- By Jürgen Rüland (University of Freiburg)
- Article online available here
Originating in late 2019 in the Chinese city of Wuhan, the Covid-19 virus spread rapidly, reaching the proportions of a global pandemic within weeks. As viruses defy borders, nation states are unable to control them single-handedly. Thus, on first sight, collective action and multilateral cooperation seem to present the best prospects to combat pandemics effectively. Yet, viewed with hindsight, international organizations largely failed in the fight against Covid-19. The World Health Organization responded slowly and so far proved unable to channel badly needed vaccines into poor countries. Regional organizations such as the European Union could not prevent panicking members from reneging on regional core norms such as the freedom of movement or coordinate national emergency measures in a way that their detrimental impact on neighboring countries was kept in checks. National egoism trumped regional solidarity.
No more persuasive was the performance of the Association of Southeast Asian Nations (ASEAN), often celebrated as a model for regional cooperation in the Global South. Founded in 1967, members of ASEAN are Brunei Darussalam, Cambodia, Indonesia, Laos, Malaysia, Myanmar, the Philippines, Singapore, Thailand and Vietnam. While ASEAN admirers highlight the fact that the grouping alerted member countries to the emerging health threat early on, critics deplore that tangible collective action was unfolding only reluctantly. They point out that, although Southeast Asia was less affected than other regions, member states resorted to unilateral national responses such as the closing of borders, travel bans, temporary export bans on food and medical equipment and the expansion of non-tariff trade barriers.
Noteworthy collective responses only started with an ASEAN emergency summit in mid-April 2020, three months after the virus had entered the region. The summit was followed by a digital meeting with ASEAN Plus Three countries China, Japan and South Korea that generated support for the region’s less developed nations. The subsequent flurry of meetings culminated in the 37th ASEAN Summit in November 2020. The summit agreed on an Economic Recovery Plan, an ASEAN Response Fund, the creation of a Japanese and Australian funded ASEAN Centre for Public Health Emergencies and Emerging Diseases, the commitment to exchange information and best practices and the conclusion of the Regional Comprehensive Economic Partnership (RCEP). Yet the Economic Recovery Plan was mainly of declaratory nature, commitments to the ASEAN Response Funds were disappointing, while RCEP, despite being the world’s largest free trade area, remained unambitious. ASEAN also refrained from joint action in the procurement of vaccines.
While ASEAN collaboration to combat Covid-19 may help to mitigate future pandemics, it did little to alleviate the crisis as it was unfolding. Ibrahim Almuttaqi, ASEAN expert from the Jakarta-based Habibie Center was quoted by the South China Morning Post just about this issue: “ASEAN has tended to only evolve after a crisis rather than during the crisis itself”. Donations of equipment by the region’s better-off countries to ASEAN’s poorer member states are more symbolic than tangible and blur the fact that Covid-19 accelerated the process of democratic backsliding in Southeast Asia. Many governments treated the crisis as a security threat. Emergency measures thus strengthened the influence of security forces, while markedly curtailing the space for political dissent.
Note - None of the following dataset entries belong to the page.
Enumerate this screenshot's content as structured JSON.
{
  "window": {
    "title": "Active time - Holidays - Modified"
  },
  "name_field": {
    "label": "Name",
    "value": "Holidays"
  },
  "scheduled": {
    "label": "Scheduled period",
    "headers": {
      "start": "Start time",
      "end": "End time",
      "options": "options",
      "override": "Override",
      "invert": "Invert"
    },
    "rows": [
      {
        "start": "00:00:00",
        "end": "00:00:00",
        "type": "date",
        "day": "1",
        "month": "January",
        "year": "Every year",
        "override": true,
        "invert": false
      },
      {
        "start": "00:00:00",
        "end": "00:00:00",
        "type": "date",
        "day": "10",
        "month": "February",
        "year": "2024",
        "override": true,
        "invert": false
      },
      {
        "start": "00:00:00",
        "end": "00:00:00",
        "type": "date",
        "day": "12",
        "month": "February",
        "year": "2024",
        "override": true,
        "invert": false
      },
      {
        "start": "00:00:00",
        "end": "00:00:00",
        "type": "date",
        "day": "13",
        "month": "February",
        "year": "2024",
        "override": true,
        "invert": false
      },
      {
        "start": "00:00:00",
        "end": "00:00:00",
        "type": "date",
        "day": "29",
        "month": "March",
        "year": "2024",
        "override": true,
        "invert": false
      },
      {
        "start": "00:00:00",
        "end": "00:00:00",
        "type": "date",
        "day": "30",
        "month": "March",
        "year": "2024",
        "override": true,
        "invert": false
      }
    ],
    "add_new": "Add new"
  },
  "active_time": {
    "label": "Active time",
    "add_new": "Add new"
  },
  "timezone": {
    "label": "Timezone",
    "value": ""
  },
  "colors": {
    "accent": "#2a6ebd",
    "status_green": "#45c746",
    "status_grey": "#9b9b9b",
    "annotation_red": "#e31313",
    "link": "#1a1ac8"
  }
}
The shrinking space for civil society engagement does not bode well for transforming ASEAN into a “people-oriented” organization, an objective stated by the ASEAN Charter, the grouping’s quasi-constitutional document enacted in 2008.
Covid-19 responses also had detrimental effects on socially weak groups. Occasional cash transfers for needy groups could not compensate for the job losses caused by quarantine measures, which disproportionately affected millions of labor migrants and informal sector workers. These groups were also the ones most vulnerable to police and military harassment and violence perpetrated in executing lock downs.
One of the disheartening legacies of Covid-19 is thus that it did not give a boost to international cooperation. The opposite seems to be the case: Covid-19 accelerated the erosion of global and regional governance structures, a trend observable since two decades.